I, Joseph J. Lahti, hereby make, constitute and appoint each of Roy L. Anderson, as well as any person holding the title of Chief Executive Officer, Chief Financial Officer, Secretary or Treasurer of Allied Gaming & Entertainment Inc. (the “Company”), as my true and lawful attorney-in-fact to:
(1)             execute for and on my behalf, in my capacity as an officer of the Company, Forms 3, 4, and 5 in accordance with Section 16(a) of the Securities Exchange Act of 1934 and the rules thereunder (the “Exchange Act”);
(2)             do and perform any and all acts for and on behalf of the undersigned which may be necessary or desirable to complete and execute any such Forms 3, 4, or 5, complete and execute any amendment(s) thereto, and timely file such form with the United States Securities and Exchange Commission and any stock exchange or similar authority; and
(3)            take any other action of any type whatsoever in connection with the foregoing which, in the opinion of such attorney-in-fact, may be of benefit to, in the best interest of, or legally required by, the undersigned, it being understood that the documents executed by such attorney-in-fact on behalf of the undersigned pursuant to this Power of Attorney shall be in such form and shall contain such terms and conditions as such attorney-in-fact may approve in such attorney-in-fact’s discretion.
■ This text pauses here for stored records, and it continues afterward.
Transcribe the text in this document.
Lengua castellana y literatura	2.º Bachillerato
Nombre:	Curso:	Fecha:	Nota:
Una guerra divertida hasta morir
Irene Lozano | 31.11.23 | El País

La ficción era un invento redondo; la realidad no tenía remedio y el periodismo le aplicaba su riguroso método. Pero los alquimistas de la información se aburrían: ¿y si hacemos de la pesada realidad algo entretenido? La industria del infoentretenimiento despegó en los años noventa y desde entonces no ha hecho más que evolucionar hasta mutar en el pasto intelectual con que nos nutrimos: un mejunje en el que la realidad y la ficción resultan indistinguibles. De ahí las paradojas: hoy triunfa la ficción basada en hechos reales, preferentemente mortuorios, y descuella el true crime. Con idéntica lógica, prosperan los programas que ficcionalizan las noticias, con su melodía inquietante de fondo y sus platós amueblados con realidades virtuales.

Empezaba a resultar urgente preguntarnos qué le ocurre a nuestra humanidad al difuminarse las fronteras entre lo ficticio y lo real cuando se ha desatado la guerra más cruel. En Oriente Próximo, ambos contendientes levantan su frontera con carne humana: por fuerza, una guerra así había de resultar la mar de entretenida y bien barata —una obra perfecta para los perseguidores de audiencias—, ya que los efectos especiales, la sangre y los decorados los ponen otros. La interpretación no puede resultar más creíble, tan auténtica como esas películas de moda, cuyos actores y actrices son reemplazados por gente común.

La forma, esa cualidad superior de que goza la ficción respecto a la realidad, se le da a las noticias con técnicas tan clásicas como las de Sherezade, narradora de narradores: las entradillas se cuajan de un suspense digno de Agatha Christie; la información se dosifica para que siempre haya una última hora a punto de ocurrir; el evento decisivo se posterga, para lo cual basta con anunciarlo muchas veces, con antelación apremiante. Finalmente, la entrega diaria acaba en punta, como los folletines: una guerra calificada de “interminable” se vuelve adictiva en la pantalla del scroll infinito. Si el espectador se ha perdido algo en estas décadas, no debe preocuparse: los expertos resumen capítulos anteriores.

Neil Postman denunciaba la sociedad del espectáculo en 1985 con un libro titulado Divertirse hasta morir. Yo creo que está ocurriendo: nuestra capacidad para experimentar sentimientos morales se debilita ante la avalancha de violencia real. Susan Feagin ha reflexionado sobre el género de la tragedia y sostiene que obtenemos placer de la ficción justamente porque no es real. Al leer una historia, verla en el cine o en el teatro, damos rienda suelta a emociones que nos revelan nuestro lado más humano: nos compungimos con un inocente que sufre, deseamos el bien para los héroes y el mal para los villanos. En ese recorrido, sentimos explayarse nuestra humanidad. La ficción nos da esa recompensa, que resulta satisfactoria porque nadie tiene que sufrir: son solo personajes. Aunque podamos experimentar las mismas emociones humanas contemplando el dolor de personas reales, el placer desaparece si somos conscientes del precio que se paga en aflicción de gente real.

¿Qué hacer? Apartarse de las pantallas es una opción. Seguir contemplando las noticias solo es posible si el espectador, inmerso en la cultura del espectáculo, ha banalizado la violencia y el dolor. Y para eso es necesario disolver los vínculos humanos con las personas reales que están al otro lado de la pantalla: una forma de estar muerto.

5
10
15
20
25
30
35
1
The undersigned hereby grants to such attorney-in-fact full power and authority to do and perform any and every act and thing whatsoever requisite, necessary, or proper to be done in the exercise of any of the rights and powers herein granted, as fully to all intents and purposes as the undersigned might or could do if personally present, with full power of substitution or revocation, hereby ratifying and confirming all that such attorney-in-fact, or such attorney-in-fact’s substitute or substitutes, shall lawfully do or cause to be done by virtue of this power of attorney and the rights and powers herein granted. The undersigned acknowledges that the foregoing attorney-in-fact, in serving in such capacity at the request of the undersigned, is not assuming, nor is the Company assuming, any of the undersigned’s responsibilities to comply with Section 16 of the Exchange Act.
This Power of Attorney shall remain in full force and effect until the undersigned is no longer required to file Forms 3, 4, and 5 with respect to the undersigned’s holdings of and transactions in securities issued by the Company, unless earlier revoked by the undersigned in a signed writing delivered to the foregoing attorney-in-fact.
IN WITNESS WHEREOF, the undersigned has caused this Power of Attorney to be executed as of this 26th day of February, 2024.